So I know there are still people that pasture breed horses. . . but I’m not sure how to find them. You know the part about never breed a horse unless you would be okay with a carbon copy of the mare? Well, I would be thrilled with one. But I’m not into that whole ai mess, and even live cover options, among quarter horses, seem to be limited. I’m willing to drive a pretty good ways, and I’m okay with a stallion that isn’t the flavor of the week, as long as he throws sound, pretty, good minded babies. Um, thinking maybe about breeding in 2019, so I’ve got some time to figure it out, I hope.
Well, consider that pasture breeding puts both mare and stallion at risk, AI is definitely a better mousetrap all around.
We hand and pasture bred forever, but AI was better for all once it was standard.
You can also get a better stallion thru AI than limiting yourself to what is available locally and as pasture breeding.
Not many want to risk their mares and stallion thru pasture breeding.
Even in TBs, that have to be naturally bred, hand breeding is the norm.
I am totally with Bluey. I won’t risk my mares to pasture breeding. All of our foals are AI babies. I am also leery of my horses being handled by others at breeding farms, live cover.
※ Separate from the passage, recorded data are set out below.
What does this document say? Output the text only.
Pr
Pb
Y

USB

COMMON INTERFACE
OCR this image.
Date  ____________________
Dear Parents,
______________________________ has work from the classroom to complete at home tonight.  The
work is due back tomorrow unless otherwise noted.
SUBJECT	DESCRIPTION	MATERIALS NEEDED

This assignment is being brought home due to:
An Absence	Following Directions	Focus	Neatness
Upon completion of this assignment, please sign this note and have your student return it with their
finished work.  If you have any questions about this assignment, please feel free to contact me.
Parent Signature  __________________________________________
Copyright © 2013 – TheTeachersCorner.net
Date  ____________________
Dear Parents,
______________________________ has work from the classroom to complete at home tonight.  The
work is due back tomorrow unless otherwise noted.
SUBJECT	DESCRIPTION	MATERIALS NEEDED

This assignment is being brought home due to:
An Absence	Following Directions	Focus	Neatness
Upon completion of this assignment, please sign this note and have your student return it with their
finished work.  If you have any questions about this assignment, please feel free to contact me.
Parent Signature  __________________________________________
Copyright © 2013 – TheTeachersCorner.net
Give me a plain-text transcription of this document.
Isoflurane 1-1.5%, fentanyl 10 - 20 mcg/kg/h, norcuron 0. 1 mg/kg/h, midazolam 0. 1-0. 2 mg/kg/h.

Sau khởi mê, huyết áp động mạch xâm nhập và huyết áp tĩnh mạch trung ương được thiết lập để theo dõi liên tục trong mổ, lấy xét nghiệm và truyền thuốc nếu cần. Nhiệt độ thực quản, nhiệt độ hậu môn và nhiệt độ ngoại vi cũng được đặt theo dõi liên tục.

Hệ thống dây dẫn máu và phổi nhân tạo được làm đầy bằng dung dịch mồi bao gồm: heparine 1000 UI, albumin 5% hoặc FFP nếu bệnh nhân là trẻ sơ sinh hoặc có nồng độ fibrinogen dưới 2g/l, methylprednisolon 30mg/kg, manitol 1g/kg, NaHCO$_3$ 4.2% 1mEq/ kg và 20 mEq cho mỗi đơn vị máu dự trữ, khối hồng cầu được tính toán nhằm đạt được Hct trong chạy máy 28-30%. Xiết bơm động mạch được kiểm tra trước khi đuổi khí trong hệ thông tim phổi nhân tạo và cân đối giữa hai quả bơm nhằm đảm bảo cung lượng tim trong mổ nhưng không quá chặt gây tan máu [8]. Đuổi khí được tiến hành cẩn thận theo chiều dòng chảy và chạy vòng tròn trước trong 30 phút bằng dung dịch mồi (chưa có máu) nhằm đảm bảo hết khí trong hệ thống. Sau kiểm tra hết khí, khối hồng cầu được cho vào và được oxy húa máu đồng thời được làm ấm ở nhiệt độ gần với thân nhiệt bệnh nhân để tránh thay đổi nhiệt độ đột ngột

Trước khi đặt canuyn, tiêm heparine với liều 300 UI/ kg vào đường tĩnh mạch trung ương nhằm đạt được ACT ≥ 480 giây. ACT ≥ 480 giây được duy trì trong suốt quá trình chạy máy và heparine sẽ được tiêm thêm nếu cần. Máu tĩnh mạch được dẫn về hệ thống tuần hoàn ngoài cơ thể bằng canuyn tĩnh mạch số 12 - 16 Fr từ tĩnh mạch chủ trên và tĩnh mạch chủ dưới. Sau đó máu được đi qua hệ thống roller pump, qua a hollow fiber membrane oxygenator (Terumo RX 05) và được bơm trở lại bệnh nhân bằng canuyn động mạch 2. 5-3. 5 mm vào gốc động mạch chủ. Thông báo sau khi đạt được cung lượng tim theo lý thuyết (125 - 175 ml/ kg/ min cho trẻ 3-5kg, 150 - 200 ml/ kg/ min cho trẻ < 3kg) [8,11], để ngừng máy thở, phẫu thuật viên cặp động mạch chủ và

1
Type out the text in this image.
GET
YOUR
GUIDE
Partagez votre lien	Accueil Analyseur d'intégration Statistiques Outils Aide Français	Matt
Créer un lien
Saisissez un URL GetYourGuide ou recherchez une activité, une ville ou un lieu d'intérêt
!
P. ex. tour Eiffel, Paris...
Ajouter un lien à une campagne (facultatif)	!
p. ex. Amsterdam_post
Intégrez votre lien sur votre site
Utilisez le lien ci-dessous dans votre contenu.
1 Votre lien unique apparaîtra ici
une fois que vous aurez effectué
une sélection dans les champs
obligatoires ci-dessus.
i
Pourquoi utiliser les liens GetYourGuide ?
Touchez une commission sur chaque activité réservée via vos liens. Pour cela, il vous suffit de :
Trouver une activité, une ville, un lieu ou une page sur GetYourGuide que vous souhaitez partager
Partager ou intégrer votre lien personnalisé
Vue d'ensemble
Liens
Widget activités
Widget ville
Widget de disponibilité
I really just don’t want them gone from home. Way too picky on how I want them managed, so AI at home or Vet office suits me fine! Ha ha
AI is not that hard with qualified Vets or well trained personel who are really experienced in this area. Vet could come to you to bring semen and breed mare at home. You could also take mare to a breeding facility or farm, let them do the AI work for you and not risk herd injury to your mare. Boarding cost would be about the same as herd breeding. You can sure get a better stallion easier, doing AI, shipped semen, with much less stress to your mare. No driving with trailer miles and hours getting to the stallion, so money and time saved there.
I would imagine that no one who is breeding professionally would do pasture breeding. You would want more control over the process and want to limit possible injuries to either mare or stallion. People who own their own mares and stallion are more likely to pasture breed, but even if they had the level of stallion you wanted, that would mean putting your mare into an existing herd, and having her negotiate the new mare mean girl hierarchy.
Also if you pasture breed you often don’t know the due date very well. My friend pasture bred (nice mare, nice stallion, lovely foal, all good) and assumed the mare would have caught in the first month, but that expected due date rolled by and she just got bigger and bigger. And when she finally foaled, we calculated that it had taken her several months to catch. Whereas if the horse is hand bred or AI then you know the due date and you breed when the mare is in heat.
AI is so much safer for the horse then pasture breeding and even hand breeding unless it truely is an expert crew in a well managed facility.
The biggest problem with pasture breeding is reproductive parts infections for both followed by an unreceptive mare kicking the crap out of the stud when he tries to mount, sometimes getting the back legs and knocking him down. Or a stud roughing up a mare, hard biting along the crest and cracking her with a front hoof for example. And if there’s other mares in his harem? You get them and their pecking order creating more injury risk.
I wouldn’t take the risk with a good mare and wouldn’t think anybody with a decent stud wants a strange mare moving in with him away from supervision. Even hand breeding can result in some of this if the handlers don’t know what they are doing.
Anyway, it’s so much safer all around, gets you access to a much better stud and might look like it costs more but it pays you back with a better quality foal, known conception date, very few or no pregnancy complicating infections and no possibility of injury by an overeager or clumsy stud or mare who acted ready but changed her mind.